18

This is written in Python,

import re
s='1 89059809102/30589533 IronMan 30 Santa Ana Massage table / IronMan 30 Santa Ana Massage table'
pattern='\s(\d{11})/(\d{8})'
re.match(pattern,s)

it returns none.

I tried taking the brackets off,

pattern='\s\d{11}/\d{8}' 

It still returns none.

My questions are:

  1. Why the re.match does not find anything?
  2. What is the difference with or without bracket in pattern?
Spontifixus
  • 6,570
  • 9
  • 45
  • 63
bing
  • 450
  • 3
  • 6
  • 15
  • @nhahtdh: `\s` and `\d` have no meaning in normal python strings, so in this specific case there is no difference and the backslashes do not require escaping. – Martijn Pieters Feb 18 '13 at 10:11
  • @MartijnPieters: You are right, but raw string is still quite useful to clear the confusion. Different language has different treatment for ``\`` followed by a character that does not form an escape sequence. – nhahtdh Feb 18 '13 at 10:14
  • 2
    @nhahtdh: I quite agree; using `r''` raw strings for regular expressions is certainly a great idea and is the best practice. Just in this case the OP is lucky and there is no difference. :-) – Martijn Pieters Feb 18 '13 at 10:16
  • @nhahtdh: Almost all languages that use ``\`` one-character escape sequences follow the ISO C standard though (see the [third column on the control codes table](http://en.wikipedia.org/wiki/ASCII#ASCII_control_characters)), so *generally* speaking you can assume there are at most 9 such escape codes in any language that supports these. In fact, I know of no programming language that supports such escape codes and support more than those 9 (python itself supports 8 of them, `\e` not seen as often). – Martijn Pieters Feb 18 '13 at 10:23
  • @nhahtdh: LBNL: Of all the regular expression anchors and character classes that could be confused, *only* `\b` has a meaning as both a character escape (backspace) and as a regular expression anchor (beginning of a word boundary). :-) – Martijn Pieters Feb 18 '13 at 10:24
  • @MartijnPieters: No, I am referring to how the ``\`` followed by a non-escape sequence is treated **in a string literal**. In JS (and C, IIRC), the ``\`` evaporates. Java gives compile error. Python is one that preserves the ``\`` if an escape sequence is not formed. – nhahtdh Feb 18 '13 at 10:28
  • @nhahtdh: ah, yes, I see what you mean there. Sorry for having misread that. – Martijn Pieters Feb 18 '13 at 10:29
  • Thank you guys for giving me recommendations! – bing Feb 19 '13 at 00:13

1 Answers1

43

re.match "matches" since the beginning of the string, but there is an extra 1.

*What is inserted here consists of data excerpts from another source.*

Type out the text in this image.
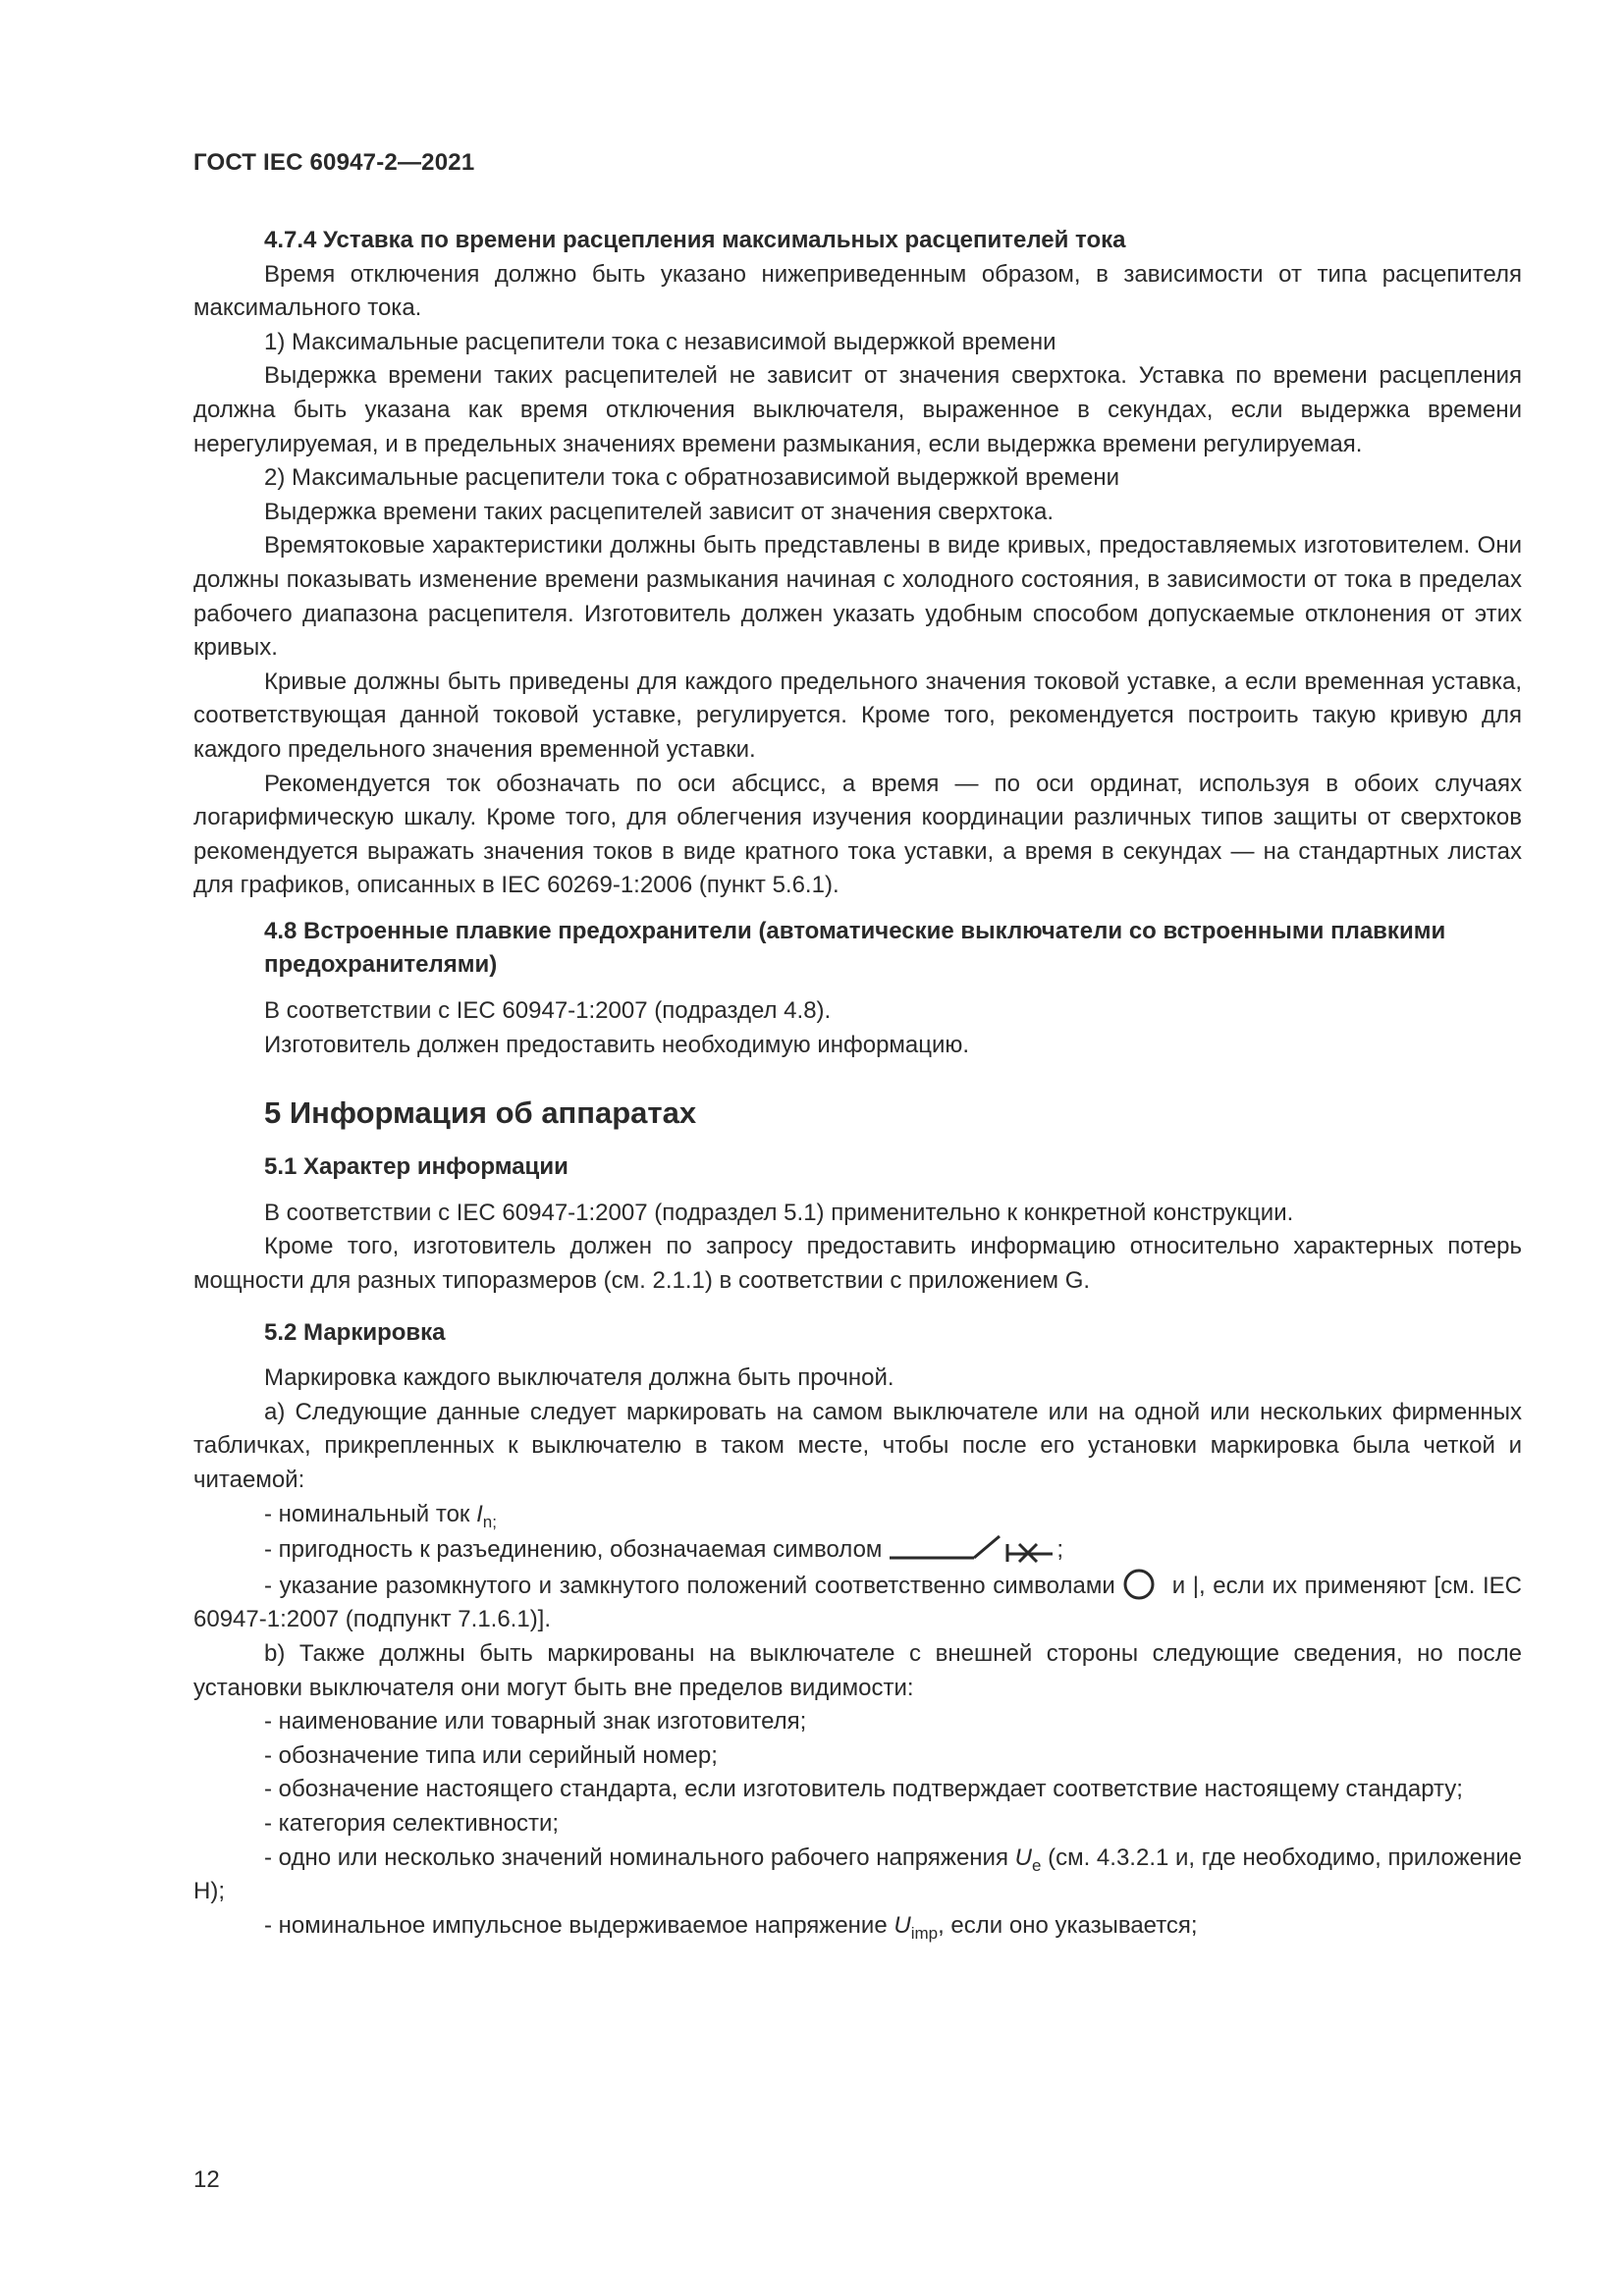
ГОСТ IEC 60947-2—2021

4.7.4 Уставка по времени расцепления максимальных расцепителей тока

Время отключения должно быть указано нижеприведенным образом, в зависимости от типа расцепителя максимального тока.

1) Максимальные расцепители тока с независимой выдержкой времени

Выдержка времени таких расцепителей не зависит от значения сверхтока. Уставка по времени расцепления должна быть указана как время отключения выключателя, выраженное в секундах, если выдержка времени нерегулируемая, и в предельных значениях времени размыкания, если выдержка времени регулируемая.

2) Максимальные расцепители тока с обратнозависимой выдержкой времени

Выдержка времени таких расцепителей зависит от значения сверхтока.

Времятоковые характеристики должны быть представлены в виде кривых, предоставляемых изготовителем. Они должны показывать изменение времени размыкания начиная с холодного состояния, в зависимости от тока в пределах рабочего диапазона расцепителя. Изготовитель должен указать удобным способом допускаемые отклонения от этих кривых.

Кривые должны быть приведены для каждого предельного значения токовой уставке, а если временная уставка, соответствующая данной токовой уставке, регулируется. Кроме того, рекомендуется построить такую кривую для каждого предельного значения временной уставки.

Рекомендуется ток обозначать по оси абсцисс, а время — по оси ординат, используя в обоих случаях логарифмическую шкалу. Кроме того, для облегчения изучения координации различных типов защиты от сверхтоков рекомендуется выражать значения токов в виде кратного тока уставки, а время в секундах — на стандартных листах для графиков, описанных в IEC 60269-1:2006 (пункт 5.6.1).

4.8 Встроенные плавкие предохранители (автоматические выключатели со встроенными плавкими предохранителями)

В соответствии с IEC 60947-1:2007 (подраздел 4.8).

Изготовитель должен предоставить необходимую информацию.

5 Информация об аппаратах

5.1 Характер информации

В соответствии с IEC 60947-1:2007 (подраздел 5.1) применительно к конкретной конструкции.

Кроме того, изготовитель должен по запросу предоставить информацию относительно характерных потерь мощности для разных типоразмеров (см. 2.1.1) в соответствии с приложением G.

5.2 Маркировка

Маркировка каждого выключателя должна быть прочной.

a) Следующие данные следует маркировать на самом выключателе или на одной или нескольких фирменных табличках, прикрепленных к выключателю в таком месте, чтобы после его установки маркировка была четкой и читаемой:

- номинальный ток $I_{n;}$

- пригодность к разъединению, обозначаемая символом	;

- указание разомкнутого и замкнутого положений соответственно символами и |, если их применяют [см. IEC 60947-1:2007 (подпункт 7.1.6.1)].

b) Также должны быть маркированы на выключателе с внешней стороны следующие сведения, но после установки выключателя они могут быть вне пределов видимости:

- наименование или товарный знак изготовителя;

- обозначение типа или серийный номер;

- обозначение настоящего стандарта, если изготовитель подтверждает соответствие настоящему стандарту;

- категория селективности;

- одно или несколько значений номинального рабочего напряжения $U_e$ (см. 4.3.2.1 и, где необходимо, приложение H);

- номинальное импульсное выдерживаемое напряжение $U_{imp}$, если оно указывается;

12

Use re.search instead, which will "search" anywhere within the string. And, in your case, also find something:

>>> re.search(pattern,s).groups()
('89059809102', '30589533')

If you remove the brackets in pattern, it will still return a valid _sre.SRE_Match, object, but with empty groups:

>>> re.search('\s\d{11}/\d{8}',s).groups()
()
eumiro
  • 207,213
  • 34
  • 299
  • 261